I just switched from the MM enlite to the Dexcom G4. For one week I wore both because the enlite was on its 2nd week and I was anxious to start the Dexcom. I must report they were only about 5 points apart all week. I really like the MM sending the results to the pump. Everyone says the Dexcom is more accurate so I will try it a while. I almost lost the receiver twice, once it slipped off my waistband where it was clipped and once it fell in a taxi when I had it in my pocket. I got it back both times and will try it. I also have the My Sentry and really miss looking at that at night. I wish all companies would share information.
I use the Dexcom. I’ve used nothing to compare it to.
I love having my wife being able to sleep without checking me for sweat all night. I love not only know what my reading is, but THE DIRECTION it is heading. Very valuable.
As far as accuracy, I find that if I calibrate it during a rapid change state, the accuracy can be quite a bit off. If I avoid that, it’s usually within a couple points of my meter. I’m not sure that’s technically accurate, but it’s what I’ve noticed.
I’m also very active, crawl behind equipment, under floors, in attics and play several games of competitive soccer a week. The supplied tape would last about an hour on me. I use tegaderm (brand name, I’m sure there’s others). It’s not officially approved but makes a HUGE difference.
Hope this helps someone else.
The Dexcom has a much better reputation than the Medtronic CGM. There are Dexcom user groups on Facebook where you can ask all the questions you want. There is much helpful information given by the members of those groups. Many people are saying that even the newest Dexcom, with the G4 sensor, will occasionally give some false readings. When the CGM gives an alarm for a high or a low, you should always check with your meter before eating to correct a low, or using insulin to correct a high. I wish I could use the Dexcom G4, but I am 75 and Medicare does not cover CGM’s.
My 7yr old (nearly 8!) was diagnosed with T1D just over a year ago. We went through a few stages of injection devices: standard needles, pen-type system, and lastly the system he’s happiest with…the pump.
We are using the OmniPod system, with a disposable (replaced every 3 days) miniature pump that wirelessly talks to the PDM. The PDM is the controller for the setting stored in each Pod and it’s also the BG “checker”. I say “checker” because we check his BG, we don’t test him.
We used the pump system for a few months before getting our 1st CGM, a Dexcom unit. At that time the unit didn’t have share. Going from needles to a pump system was a huge leap forward for us and our son. Then getting CGM data on top of that made management so much better.
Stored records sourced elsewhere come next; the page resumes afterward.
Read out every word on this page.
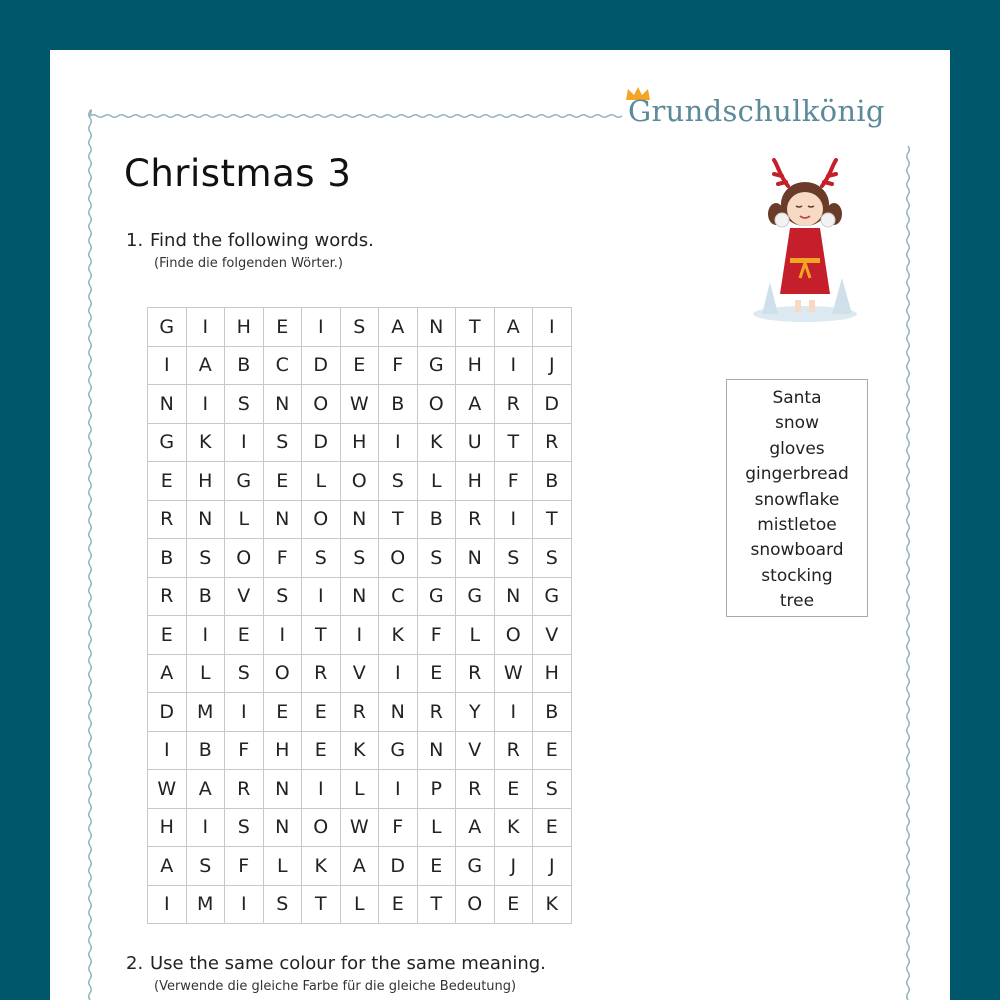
Grundschulkönig
Christmas 3
1. Find the following words.
(Finde die folgenden Wörter.)
G	I	H	E	I	S	A	N	T	A	I
I	A	B	C	D	E	F	G	H	I	J
N	I	S	N	O	W	B	O	A	R	D
G	K	I	S	D	H	I	K	U	T	R
E	H	G	E	L	O	S	L	H	F	B
R	N	L	N	O	N	T	B	R	I	T
B	S	O	F	S	S	O	S	N	S	S
R	B	V	S	I	N	C	G	G	N	G
E	I	E	I	T	I	K	F	L	O	V
A	L	S	O	R	V	I	E	R	W	H
D	M	I	E	E	R	N	R	Y	I	B
I	B	F	H	E	K	G	N	V	R	E
W	A	R	N	I	L	I	P	R	E	S
H	I	S	N	O	W	F	L	A	K	E
A	S	F	L	K	A	D	E	G	J	J
I	M	I	S	T	L	E	T	O	E	K
Santa
snow
gloves
gingerbread
snowflake
mistletoe
snowboard
stocking
tree
2. Use the same colour for the same meaning.
(Verwende die gleiche Farbe für die gleiche Bedeutung)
Our newest Dexcom unit now has “Share” which means it connects via Bluetooth to a smartphone. I used an old phone I had, and connect his CGM receiver to it. Then I get that phone internet access. Now my wife or I can see his number by checking our own phones. Plus no more “What’s your number?” questions to him…we just look at his phone in his supply pack to see it.
I’ve got nothing else to compare it to, but so far we’re very happy with the Dexcom unit.